September 2, 1998 Missoulian article: What do you do with a bear in the sink? Vern Reynolds opted to run it off but the bear wouldn't stay gone By MICHAEL JAMISON.


LINDBERGH LAKE - Someone was snacking in Vern Reynolds' kitchen, and when Vern showed up, the someone was still there.

"I mean, what do you do when you find a bear standing at your kitchen sink?" an exasperated Reynolds asked. "Me, I just yelled, 'What the hell are you doing in here?"

According to Reynolds, the small black bear has "been a pest around here for most of the summer."

Reynolds is former owner of Missoula's Western Montana Lighting, and has spent his summer with his wife at their Lindbergh Lake cabin.

"That bear's been in at least four other cabins," Reynolds said. "He's rattled around on everything here at our place, but he's never tried to get in before."

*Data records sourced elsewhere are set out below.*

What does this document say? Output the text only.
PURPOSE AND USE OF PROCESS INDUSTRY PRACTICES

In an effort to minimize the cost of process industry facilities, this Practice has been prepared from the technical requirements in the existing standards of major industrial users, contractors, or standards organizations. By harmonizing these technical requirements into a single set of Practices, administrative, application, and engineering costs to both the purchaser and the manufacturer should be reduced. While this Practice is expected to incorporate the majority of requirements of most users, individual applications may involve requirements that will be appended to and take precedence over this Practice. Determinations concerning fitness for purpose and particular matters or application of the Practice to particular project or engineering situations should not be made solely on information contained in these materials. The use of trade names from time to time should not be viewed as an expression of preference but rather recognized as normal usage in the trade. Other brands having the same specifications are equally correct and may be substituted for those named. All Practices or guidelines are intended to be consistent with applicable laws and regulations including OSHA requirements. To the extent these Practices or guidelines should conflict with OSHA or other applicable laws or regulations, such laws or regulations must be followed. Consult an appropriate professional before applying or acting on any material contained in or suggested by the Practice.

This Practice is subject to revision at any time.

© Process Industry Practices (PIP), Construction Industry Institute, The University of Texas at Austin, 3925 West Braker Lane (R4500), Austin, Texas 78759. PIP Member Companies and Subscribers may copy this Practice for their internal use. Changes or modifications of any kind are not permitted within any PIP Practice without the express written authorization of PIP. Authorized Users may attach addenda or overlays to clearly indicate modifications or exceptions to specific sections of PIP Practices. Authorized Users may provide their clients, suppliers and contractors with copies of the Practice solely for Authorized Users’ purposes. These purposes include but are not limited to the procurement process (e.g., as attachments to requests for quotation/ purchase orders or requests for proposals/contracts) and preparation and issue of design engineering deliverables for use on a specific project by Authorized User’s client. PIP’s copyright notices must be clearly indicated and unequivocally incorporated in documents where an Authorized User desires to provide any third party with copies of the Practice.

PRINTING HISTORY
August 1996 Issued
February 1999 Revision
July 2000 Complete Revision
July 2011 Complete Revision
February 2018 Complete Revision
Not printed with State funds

The problem started, Reynolds said, "when I did something stupid. It was so nice and warm, I just left the kitchen door open for the night."

That door, he said, opens onto a large screened porch, which was closed and latched. At about 9 p.m. Monday, Reynolds' wife said she heard something shuffling around at the other end of the cabin. He went to the small hack porch, where the bear had been seen before, but the bruin was nowhere in sight.

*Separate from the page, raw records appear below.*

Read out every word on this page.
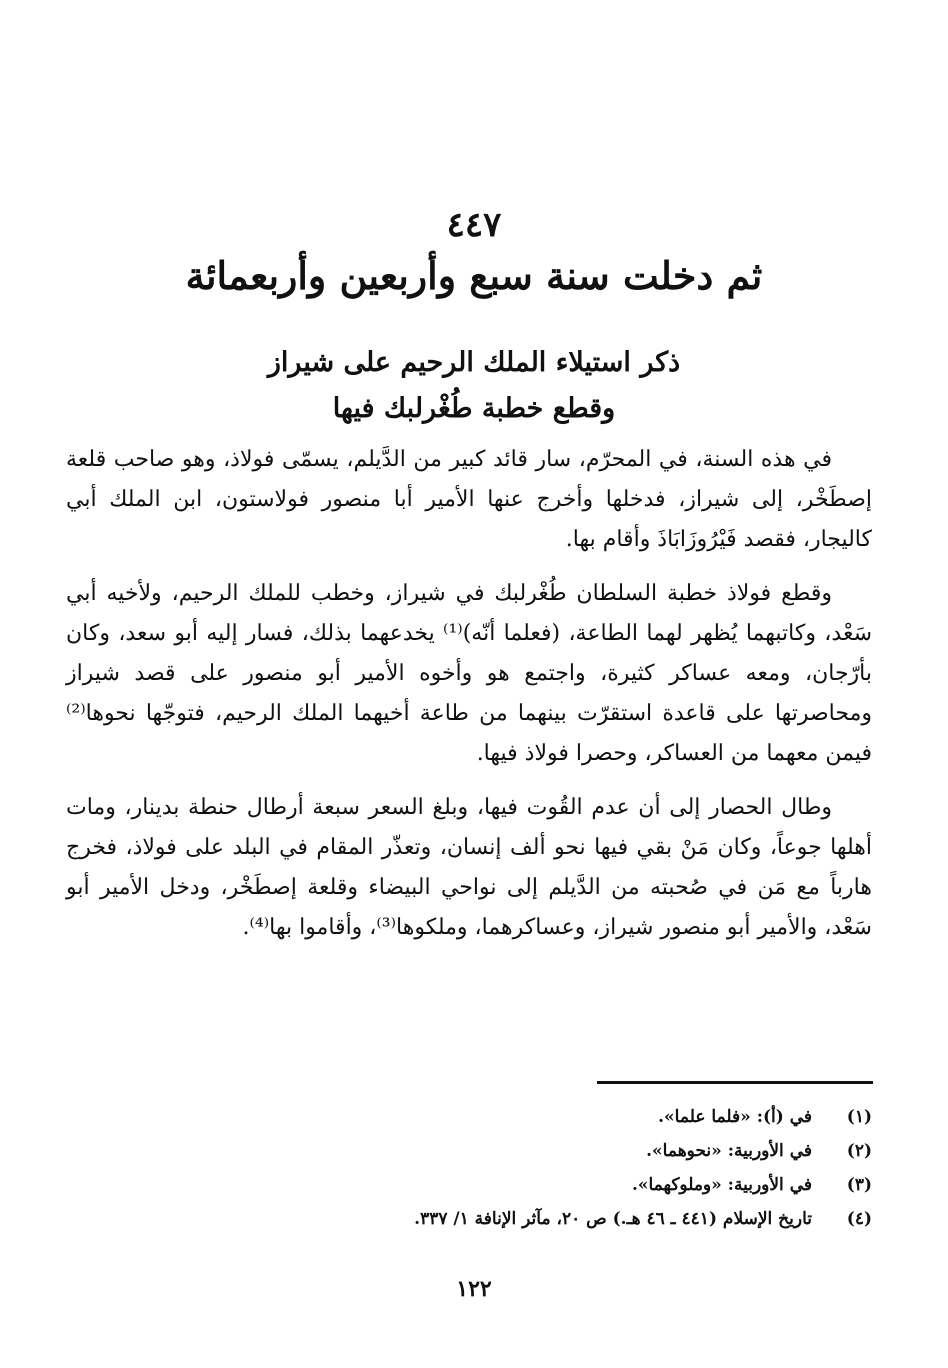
٤٤٧
ثم دخلت سنة سبع وأربعين وأربعمائة
ذكر استيلاء الملك الرحيم على شيراز
وقطع خطبة طُغْرلبك فيها

في هذه السنة، في المحرّم، سار قائد كبير من الدَّيلم، يسمّى فولاذ، وهو صاحب قلعة إصطَخْر، إلى شيراز، فدخلها وأخرج عنها الأمير أبا منصور فولاستون، ابن الملك أبي كاليجار، فقصد فَيْرُوزَابَاذَ وأقام بها.

وقطع فولاذ خطبة السلطان طُغْرلبك في شيراز، وخطب للملك الرحيم، ولأخيه أبي سَعْد، وكاتبهما يُظهر لهما الطاعة، (فعلما أنّه)⁽¹⁾ يخدعهما بذلك، فسار إليه أبو سعد، وكان بأرّجان، ومعه عساكر كثيرة، واجتمع هو وأخوه الأمير أبو منصور على قصد شيراز ومحاصرتها على قاعدة استقرّت بينهما من طاعة أخيهما الملك الرحيم، فتوجّها نحوها⁽²⁾ فيمن معهما من العساكر، وحصرا فولاذ فيها.

وطال الحصار إلى أن عدم القُوت فيها، وبلغ السعر سبعة أرطال حنطة بدينار، ومات أهلها جوعاً، وكان مَنْ بقي فيها نحو ألف إنسان، وتعذّر المقام في البلد على فولاذ، فخرج هارباً مع مَن في صُحبته من الدَّيلم إلى نواحي البيضاء وقلعة إصطَخْر، ودخل الأمير أبو سَعْد، والأمير أبو منصور شيراز، وعساكرهما، وملكوها⁽³⁾، وأقاموا بها⁽⁴⁾.

(١)
في (أ): «فلما علما».
(٢)
في الأوربية: «نحوهما».
(٣)
في الأوربية: «وملوكهما».
(٤)
تاريخ الإسلام (٤٤١ ـ ٤٦ هـ.) ص ٢٠، مآثر الإنافة ١/ ٣٣٧.
١٢٢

"I came back in, and here I am walking into the kitchen to check the big porch and there's this bear, standing on its hind legs with its front paws up on the sink having a little evening snack," Reynolds said. "I tell you, that kind of startled me.

"It looked at me and I looked at it and screamed. It took three bounds, went over a picnic table on the porch and dove straight through the screen. It was the craziest thing I've ever seen."

The bear, Reynolds said, had opened the bread drawer and stolen a loaf, leaving the empty wrapper and some crumbs on the floor He had lapped up some Jello powder, and was working on a jar of kitchen grease when the feast was interrupted.

It was quite an experience," Reynolds said. "It's not every day you find a bear in your kitchen They're so crafty and quiet. He ripped the screen, walked across the porch, came up the steps, across the kitchen, opened a drawer, had some bread and ate some Jello and we never knew he was there."

The bear, after diving through the screen to freedom, circled the house, and within 15 minutes was trying to climb in through a kitchen window. Reynolds ran him off, only to find him on the back porch, tipping over empty garbage cans and playing with kindling bundles.

Again, Reynolds ran the bear from the house, and again the bear returned to stomp across the deck.

Finally, a Missoula County sheriff's deputy arrived just after midnight, and spent well over an hour searching the neighborhood for the bear. The rogue diner, however, had vanished without leaving a trail.

"That deputy wasn't gone 10 minutes before that bear was back on our deck," Reynolds said. "I went out to take care of it myself. I had some big pots and pans and boy, I made one hell of a racket."

State wildlife officials said they will attempt to capture the bear, but the trap had not arrived by Tuesday

"If they don't show up with that cage soon," Reynolds said, "I think I might just button this place up tight and head back to Missoula for a couple days. At least down there I won't find any bears in my kitchen.


CAG Comments

We hope never Vern but the USFWS and other bureaucracies that have been captured by the environmental interest groups have plans to reintroduce grizzly bears into the Bitterroot Selway Frank Church Wilderness in the year 2000. At that time it will be real inportant to establish blame for the grizzly and black bears come to town following their noses to food sources. Of course, the bureauocracy will accept no blame for putting the bears in a wilderness where there is not an adequate food supply to support them.